This environment is a PettingZoo implementation of the card game Coup.
| Import | from pettingzoo_coup import coup_v0 |
|---|---|
| Actions | Discrete |
| Parallel API | No |
| Manual Control | No |
| Agents | agents=['agent_0', 'agent_1', ...] |
| Agents | 2+ (configurable) |
| Action Shape | varies, default is (31,) |
| Action Values | varies |
| Observation Shape | varies, default is (94,) |
| Observation Values | varies |
Coup is a 2-6 player competitive hidden information game where the last player standing wins. Each player starts with 2 cards and 2 coins. On their turn, players can perform various actions to gain coins, steal from others, or force them to lose cards. Players can claim to have specific character cards to perform special actions, but opponents can challenge these claims. If caught bluffing, the claimant loses a card of their choice. If they have the card, the challenger loses a card instead. Some of the card actions are counter-actions that block and nullify certain actions. These block actions can also be challenged.

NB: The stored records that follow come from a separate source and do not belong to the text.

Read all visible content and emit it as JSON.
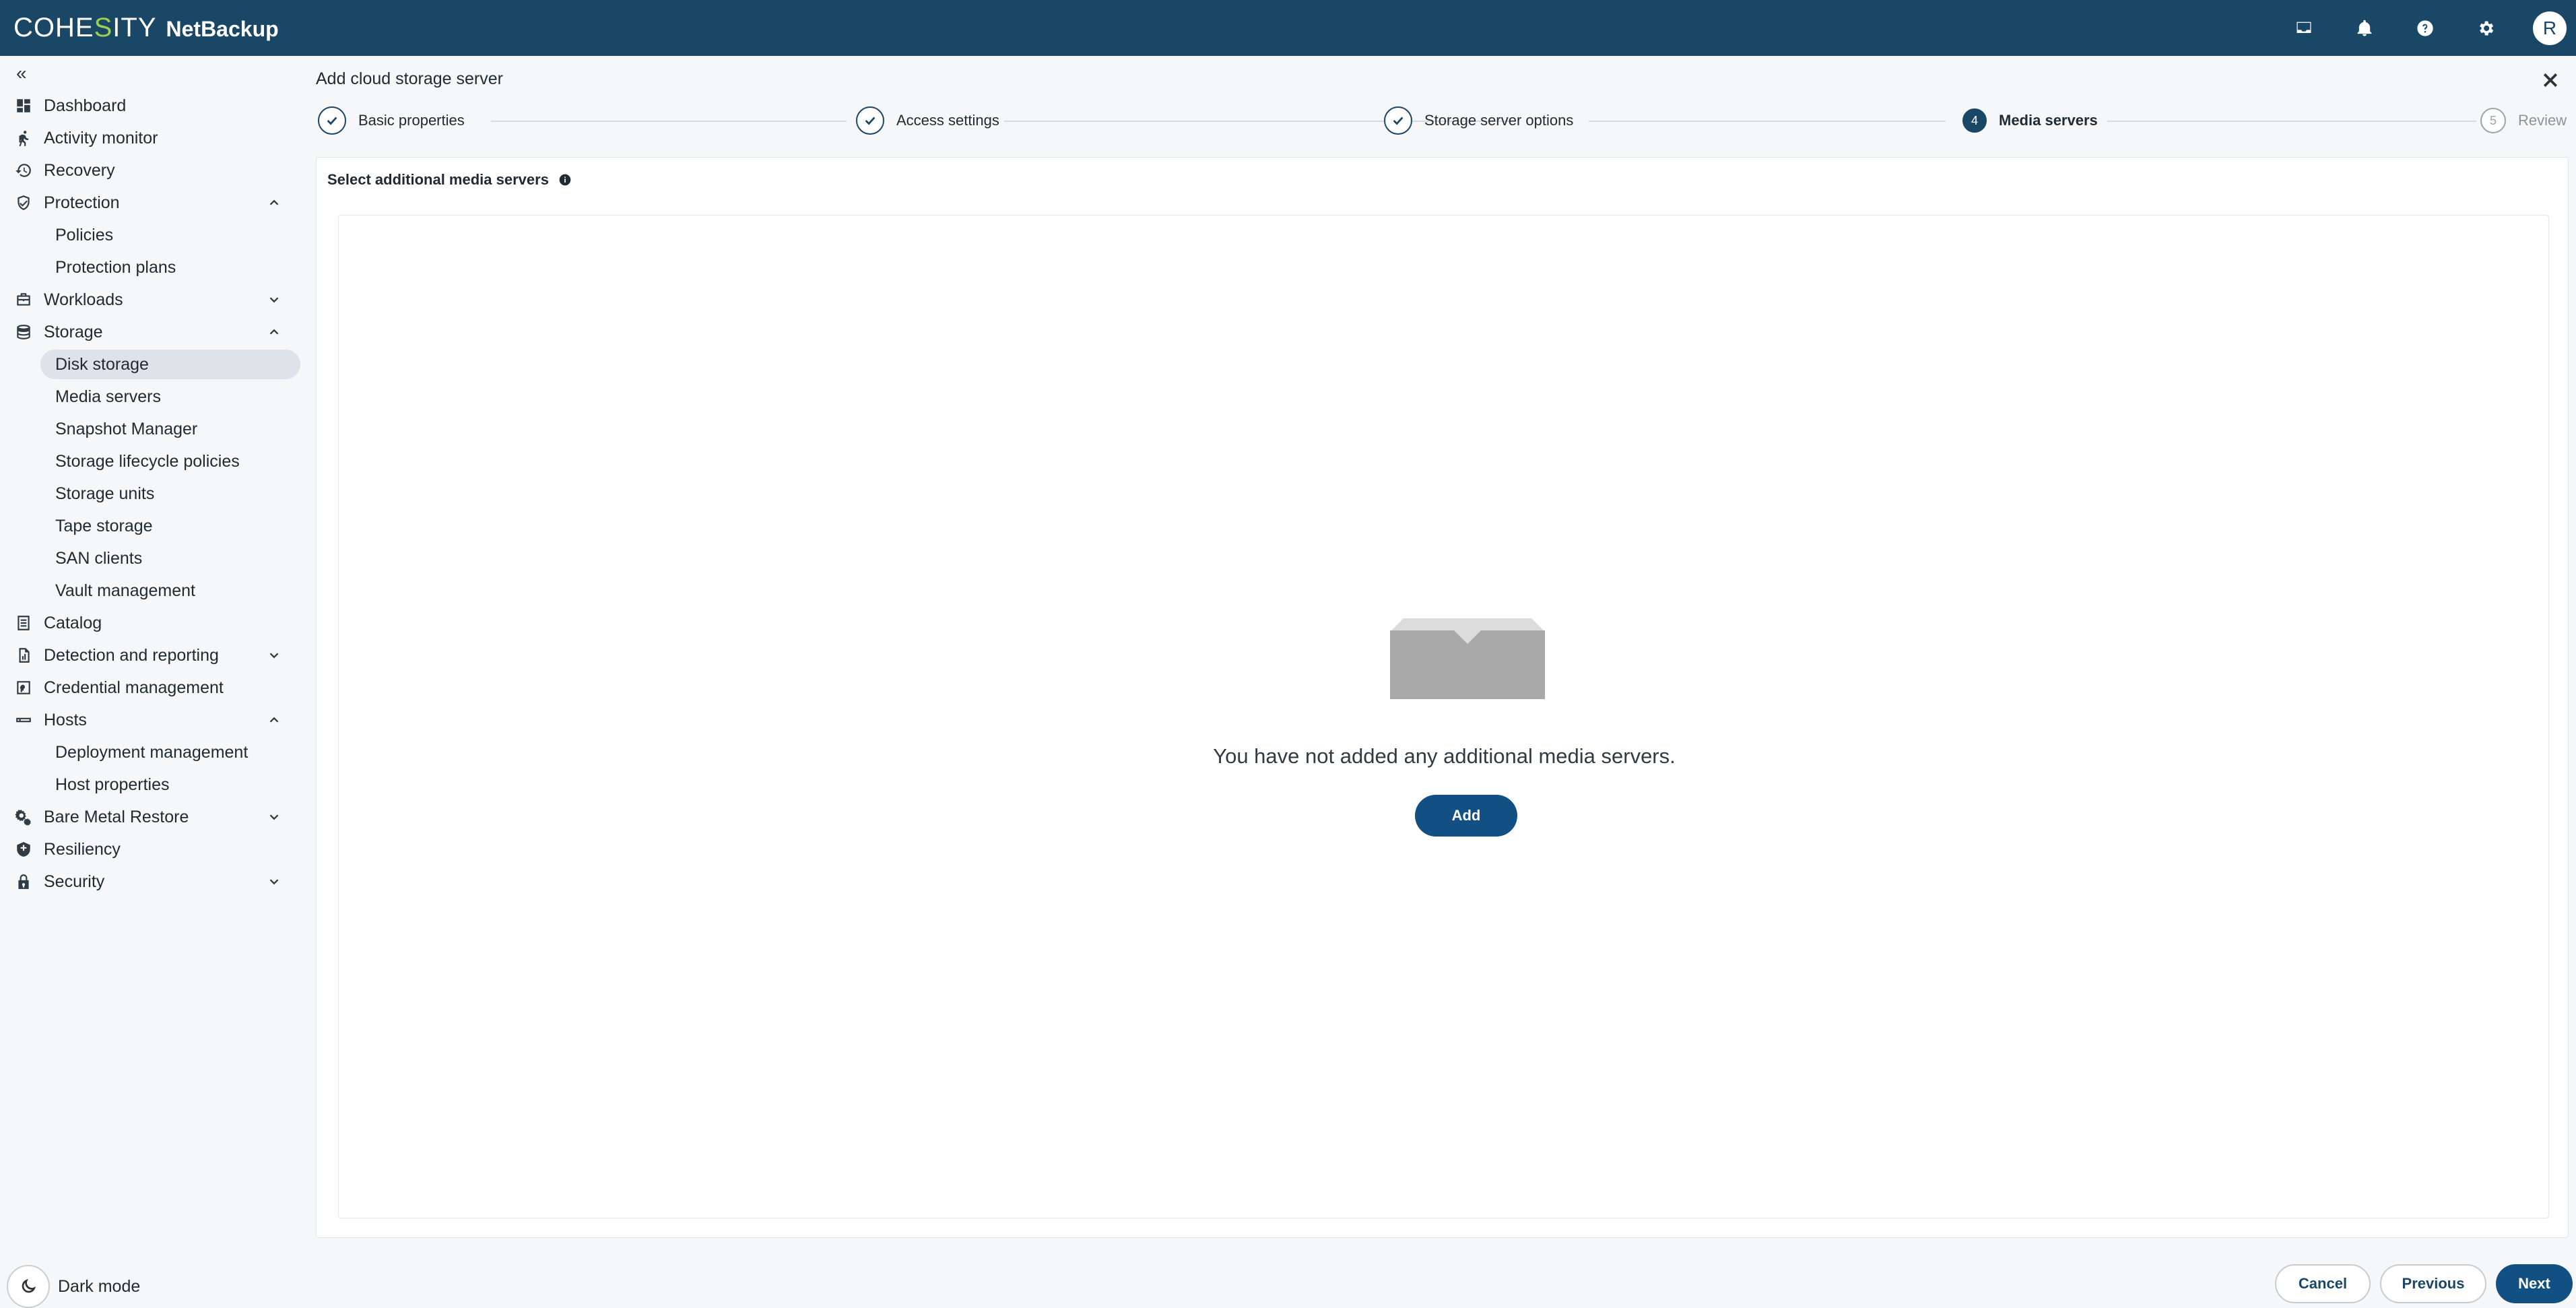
{
  "brand": {
    "logo_left": "COHE",
    "logo_accent": "S",
    "logo_right": "ITY",
    "product": "NetBackup"
  },
  "topbar": {
    "avatar_initial": "R"
  },
  "sidebar": {
    "collapse_label": "«",
    "items": [
      {
        "label": "Dashboard"
      },
      {
        "label": "Activity monitor"
      },
      {
        "label": "Recovery"
      },
      {
        "label": "Protection"
      },
      {
        "label": "Policies"
      },
      {
        "label": "Protection plans"
      },
      {
        "label": "Workloads"
      },
      {
        "label": "Storage"
      },
      {
        "label": "Disk storage"
      },
      {
        "label": "Media servers"
      },
      {
        "label": "Snapshot Manager"
      },
      {
        "label": "Storage lifecycle policies"
      },
      {
        "label": "Storage units"
      },
      {
        "label": "Tape storage"
      },
      {
        "label": "SAN clients"
      },
      {
        "label": "Vault management"
      },
      {
        "label": "Catalog"
      },
      {
        "label": "Detection and reporting"
      },
      {
        "label": "Credential management"
      },
      {
        "label": "Hosts"
      },
      {
        "label": "Deployment management"
      },
      {
        "label": "Host properties"
      },
      {
        "label": "Bare Metal Restore"
      },
      {
        "label": "Resiliency"
      },
      {
        "label": "Security"
      }
    ],
    "dark_mode_label": "Dark mode"
  },
  "wizard": {
    "title": "Add cloud storage server",
    "steps": [
      {
        "label": "Basic properties",
        "state": "done"
      },
      {
        "label": "Access settings",
        "state": "done"
      },
      {
        "label": "Storage server options",
        "state": "done"
      },
      {
        "number": "4",
        "label": "Media servers",
        "state": "current"
      },
      {
        "number": "5",
        "label": "Review",
        "state": "pending"
      }
    ],
    "section_title": "Select additional media servers",
    "empty_message": "You have not added any additional media servers.",
    "add_label": "Add"
  },
  "footer": {
    "cancel_label": "Cancel",
    "previous_label": "Previous",
    "next_label": "Next"
  },
  "colors": {
    "header": "#1b4766",
    "primary": "#124f82",
    "accent": "#9bd14b"
  }
}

See examples/run.py for basic usage.
The environment is configurable to allow different initial conditions of the game. In particular, it is possible to start in a late-game situation with cards already eliminated and a few players remaining. This way a curriculum-based learning is possible.
coup_v0.env(
deck=None, dead_draw=False, num_players=6, num_players_alive=6, render_mode="ansi"
)deck: Dictionary mapping card names to their count in the deck. The default deck is 3 of each card type (Ambassador, Assassin, Captain, Contessa, Duke).
dead_draw: Whether to draw cards for non-participating players at game start to maintain consistent deck size.
num_players: Total number of player slots (2-6). This influences the observation and action space sizes.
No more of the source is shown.